Magnetic Declination – What is it?
On this beautiful planet of ours, we have the Geographic North Pole (where Santa lives), Magnetic North Pole – which is where a magnetised compass needle will point towards and for some maps, Grid North. The difference between these two points is referred to Magnetic Declination, or often, just Declination.
TOPO50 maps are created utilising Grid North. Compasses point to the Magnetic North Pole. This can be a 20-degree difference.
See a potential issue here?
To complicate matters, the Magnetic North changes, dependant both on where you are, and when you are. Mainly, Magnetic North is determined by the earth’s molten outer core. Localised magnetics rocks, kilometres beneath can affect things, but primarily, it’s the magma that determines where the compass needle points. Being molten, it shifts over time, and as a result, the Magnetic Declination is also always changing.
Luckily, on all of LINZ’s Topo50 maps in current production, the Magnetic Declination is clearly marked on the bottom of each map. NOTE: This declination varies from map to map, location to location – for example – in Auckland you are going to have around 21 deg and Wellington is going to be closer to 24. It might not ‘seem’ that much difference – but over a distance, a couple of degrees quickly adds up.
Magnetic Declination – How to compensate
Now that we know that the map we have in our hands is using a different reference for north than our compass is, how do we translate between the two?
Mostly, you will need to take the difference indicated from Geographic North (generally referred to as ‘grid’ north) and magnetic north. But do we add or subtract from our figure?
An easy way to remember is this – if you are taking a bearing ‘off’ the map – you take the number off to get declination. If you are putting a bearing you have made with your compass ‘onto’ the map – you add the figure.
- Off = subtract
- On = Add
For example – according to your Topo50 map (indicating a 22.5 deg declination like above) you need to be heading from your current position at a bearing of 46°. Take the 46, subtract 22.5 (taking a measurement off the map) and you have a magnetic bearing of 23.5°.
Alternatively – taking a bearing of 98° off an identifiable mountain in the difference, we add 22.5 (putting it ‘on’ a map) to give us a grid bearing of 120.5°.
Magnetic Declination – is there an easier way?
Why yes.

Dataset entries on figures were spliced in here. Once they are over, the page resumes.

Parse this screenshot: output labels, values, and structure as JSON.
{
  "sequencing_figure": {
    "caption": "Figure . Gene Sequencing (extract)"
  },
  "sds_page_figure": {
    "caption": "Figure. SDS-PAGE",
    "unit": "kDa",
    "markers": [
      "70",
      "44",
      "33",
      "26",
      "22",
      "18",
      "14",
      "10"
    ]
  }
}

There is! Instead of having to add or subtract declination each time you convert from grid to magnetic or vice versa when using the compass and putting ‘the red in the shed’, aim the compass needle to the declination required on the outer ring of the bezel.

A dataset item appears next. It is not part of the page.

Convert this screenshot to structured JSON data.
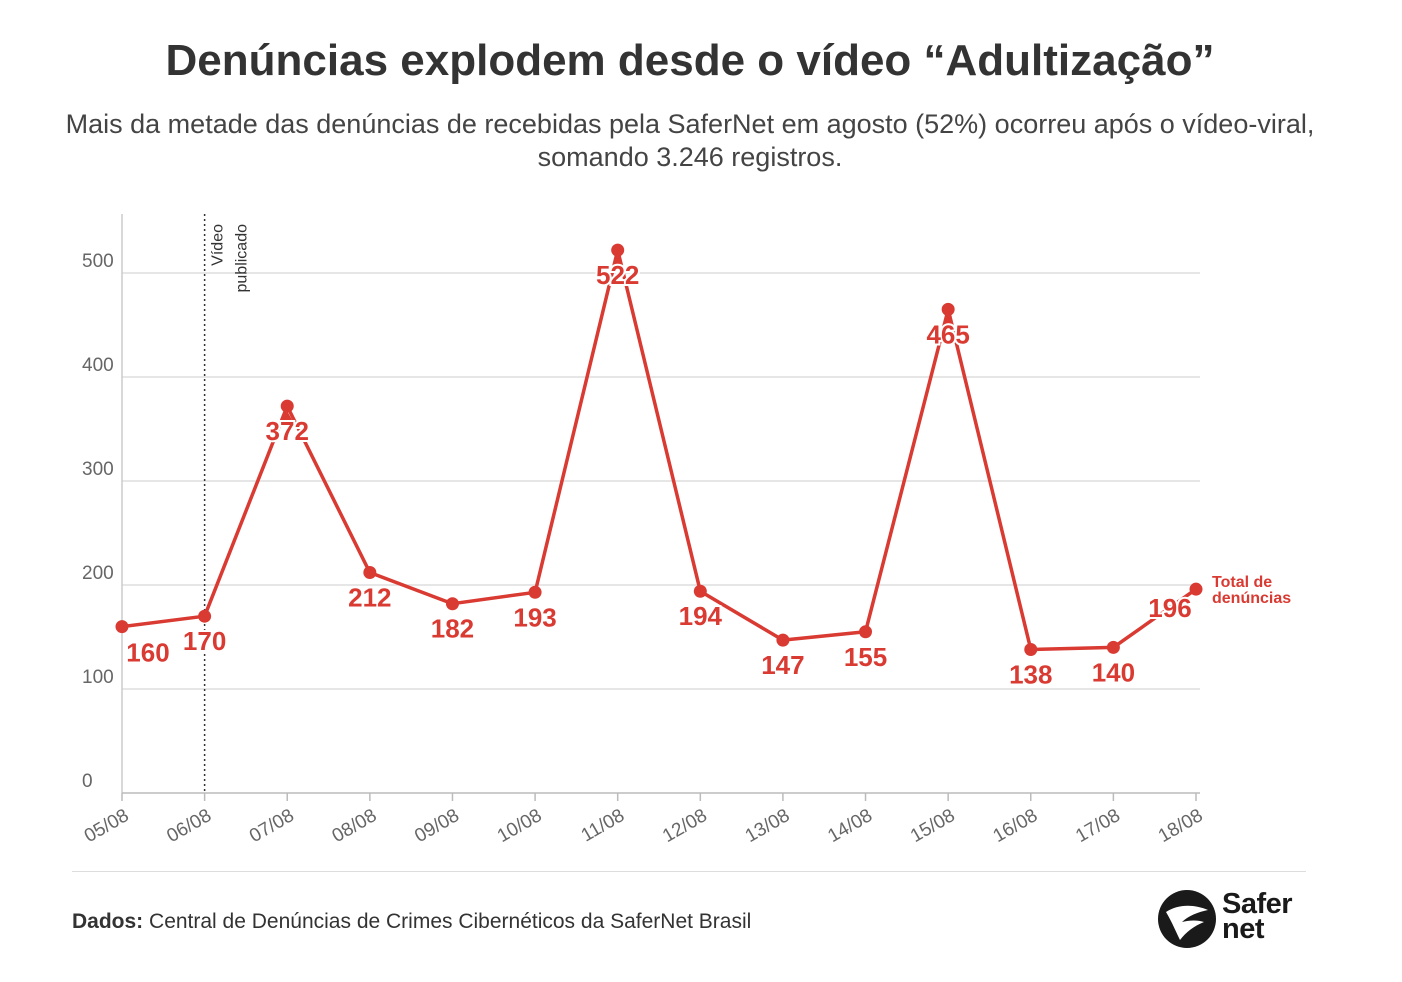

So, in the example above, you take a grid bearing of 46° Grid, twist the bezel on your compass so the direction of travel indicator is 46°, then turn yourself until the red compass needle is pointing to 22.5°.
Even easier? Get a compass with Declination Adjustment on it. Some of the higher end compasses will have the ability to rotate the outer part of the bezel, usually with the use of a small screwdriver, to permanently ‘dial in’ an areas Declination Adjustment. This means that you simply take the bearing off the map in the usual way, put the ‘red in the shed’, and go.

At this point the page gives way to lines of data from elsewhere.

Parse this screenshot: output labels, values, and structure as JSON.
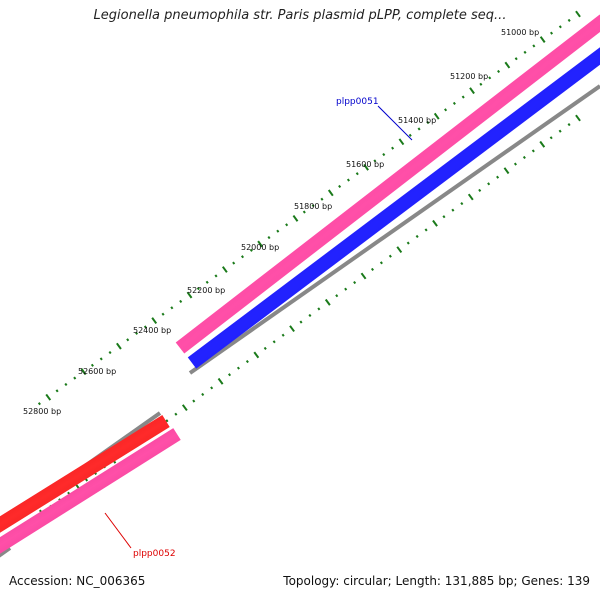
{
  "title": "Legionella pneumophila str. Paris plasmid pLPP, complete seq...",
  "footer": {
    "accession": "Accession: NC_006365",
    "summary": "Topology: circular; Length: 131,885 bp; Genes: 139"
  },
  "ticks": [
    {
      "bp": 51000,
      "label": "51000 bp"
    },
    {
      "bp": 51200,
      "label": "51200 bp"
    },
    {
      "bp": 51400,
      "label": "51400 bp"
    },
    {
      "bp": 51600,
      "label": "51600 bp"
    },
    {
      "bp": 51800,
      "label": "51800 bp"
    },
    {
      "bp": 52000,
      "label": "52000 bp"
    },
    {
      "bp": 52200,
      "label": "52200 bp"
    },
    {
      "bp": 52400,
      "label": "52400 bp"
    },
    {
      "bp": 52600,
      "label": "52600 bp"
    },
    {
      "bp": 52800,
      "label": "52800 bp"
    }
  ],
  "genes": [
    {
      "name": "plpp0051",
      "strand": "reverse",
      "color": "#0000ee",
      "label_color": "#0000cc"
    },
    {
      "name": "plpp0052",
      "strand": "forward",
      "color": "#ff0000",
      "label_color": "#dd0000"
    }
  ],
  "colors": {
    "backbone": "#888888",
    "cds": "#ee1a8c",
    "tick": "#1a7a1a"
  }
}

Caveat: We are discussing several different ways to achieve the same thing. The potential for confusion in communication arises because not everyone does things the same way. It is vitally important then, then whenever you give a bearing out, that you follow it with either ‘grid’ – meaning you have taken it off the map, or ‘magnetic’ meaning you have taken it off the compass.
37° Grid and 37° Magnetic could lead you in two very different directions.